Our work at both Asthma UK and the British Lung Foundation seeks to help those with lung conditions, and the whole UK population, improve their lung health and breathe cleaner air. I am delighted to be on the NHS Net Zero expert panel and to advise on this report. I see part of my role on the panel as championing the patient voice. This will not only help the NHS reach their clean air targets, but also to make sure patients continue to get the best care possible throughout the transition.
What is the NHS Net Zero pledge?
The health and care system in England is responsible for an estimated 4-5% of the country’s carbon footprint. As a comparison, the UK’s power stations account for around 16% of the country’s carbon footprint.
As a part of the UK government’s commitment to reach net zero carbon emissions by 2040/45, the NHS is taking action to reduce their emissions. The expert panel I am part of seeks to advise the NHS on ambitious, yet realistic targets for reducing their footprint and the main areas to tackle, whilst making sure patient care isn’t affected.
The sorts of measures include encouraging people to use more environmentally friendly transport when attending NHS appointments, or eliminating the need to travel altogether through virtual appointments. There are also initiatives looking at making buildings more environmentally sustainable and at making the supply chain greener.
Why is this important for people with lung conditions?
We know that impacts and causes of climate change harm people with a lung condition. Not only can dangerous levels of air pollution harm our lungs, but also extremes of heat and cold (of which climate change will cause more) can trigger a flare up or attack. So it’s right that the NHS leads the way in trying to solve climate change as this will improve our lung health.
Also of particular interest to people with lung conditions is the desire to move to greener inhalers, as some release chemicals into the atmosphere. Considering how this can be done safely, and without affecting patient care, has been something I’ve particularly focused on.
The latest report is a huge step forward
This latest Net Zero NHS report is a huge step forward, representing a serious ambition to reduce carbon emissions and pollution across the NHS. It covers the right areas, but inevitably there is a lot of detail to be worked out.

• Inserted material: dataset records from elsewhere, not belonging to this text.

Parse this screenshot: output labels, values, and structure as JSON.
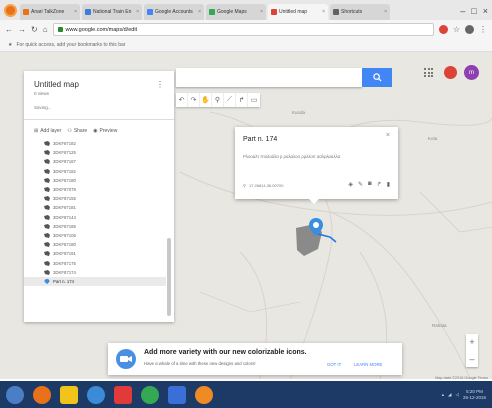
{
  "browser": {
    "tabs": [
      {
        "label": "Anari TalkZone",
        "color": "#e8711a"
      },
      {
        "label": "National Train En",
        "color": "#3b7dd8"
      },
      {
        "label": "Google Accounts",
        "color": "#4285f4"
      },
      {
        "label": "Google Maps",
        "color": "#34a853"
      },
      {
        "label": "Untitled map",
        "color": "#db4437",
        "active": true
      },
      {
        "label": "Shortcuts",
        "color": "#5f6368"
      }
    ],
    "url": "www.google.com/maps/d/edit",
    "bookmarks_hint": "For quick access, add your bookmarks to this bar"
  },
  "sidebar": {
    "map_title": "Untitled map",
    "views": "0 views",
    "saving": "Saving...",
    "actions": {
      "add_layer": "Add layer",
      "share": "Share",
      "preview": "Preview"
    },
    "items": [
      "3DKF87182",
      "3DKF87125",
      "3DKF87187",
      "3DKF87182",
      "3DKF87180",
      "3DKF87078",
      "3DKF87155",
      "3DKF87181",
      "3DKF87144",
      "3DKF87185",
      "3DKF87106",
      "3DKF87180",
      "3DKF87191",
      "3DKF87175",
      "3DKF87174",
      "Part n. 174"
    ]
  },
  "search": {
    "placeholder": ""
  },
  "avatar_letter": "m",
  "card": {
    "title": "Part n. 174",
    "description": "Ρλοοαλτ πτολοάλα ρ ραλαλοσ ρρλλοπ ααλρλααλλα",
    "coords": "17.26814,36.00700"
  },
  "map_labels": {
    "north": "Kunda",
    "east": "Kota",
    "south": "Rahata"
  },
  "banner": {
    "title": "Add more variety with our new colorizable icons.",
    "subtitle": "Have a whale of a time with these new designs and colors!",
    "got_it": "GOT IT",
    "learn_more": "LEARN MORE"
  },
  "attribution": "Map data ©2016 Google    Terms",
  "taskbar": {
    "time": "5:20 PM",
    "date": "26-12-2016"
  },
  "colors": {
    "accent": "#4285f4",
    "polygon": "#8a8a8a",
    "taskbar": "#1d3a66"
  }
}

The NHS need to meet these targets and maximise reductions in pollution, whilst continuing to offer the best possible patient care. Over time, Asthma UK and the British Lung Foundation would like to see the plans going further still.
What more could be considered?
Here are some of the areas of their report where I feel more can still be done:
Inhalers – I’m so pleased that it has been accepted by the Panel that the switch to lower carbon inhalers will be done while respecting patient choice. With decision making being between the individual patient and their health care provider, rather than any crude policy or incentives. This needs to be reflected in the guidance going out to GPs. They will also need clear guidance on how to approach any medication switch and how to have this conversation with patients to ensure it is a shared decision.
Virtual care and reducing patient travel time – moving to virtual and remote care during the pandemic has worked well for many patients. However, we still need to evaluate what does and doesn’t work, to build on the successes but also ensure all patients get the care that is right for them. This includes speedy and easy access to face to face appointments or tests where necessary.
Easier transport links, less vehicles on the road – there is so much scope for the NHS to lead the way in calling for improved transport links to hospitals, encouraging staff to walk and cycle and disincentivising vehicles around hospitals. This report needs to look beyond low emissions ambulances, as these are important, but there are many more options to be considered as detailed local plans are worked through.
We’ll continue to work with the NHS
Asthma UK and the British Lung Foundation will continue to push for the strongest targets possible so that people can breathe cleaner air sooner. This will include also making sure patient care isn’t hindered in any way by these changes. From my experience of the panel I believe it is possible to tackle our climate crisis and improve patient care. Not only can the two can work together, they can both be changed for the better and I hope this report is a step towards making this a reality.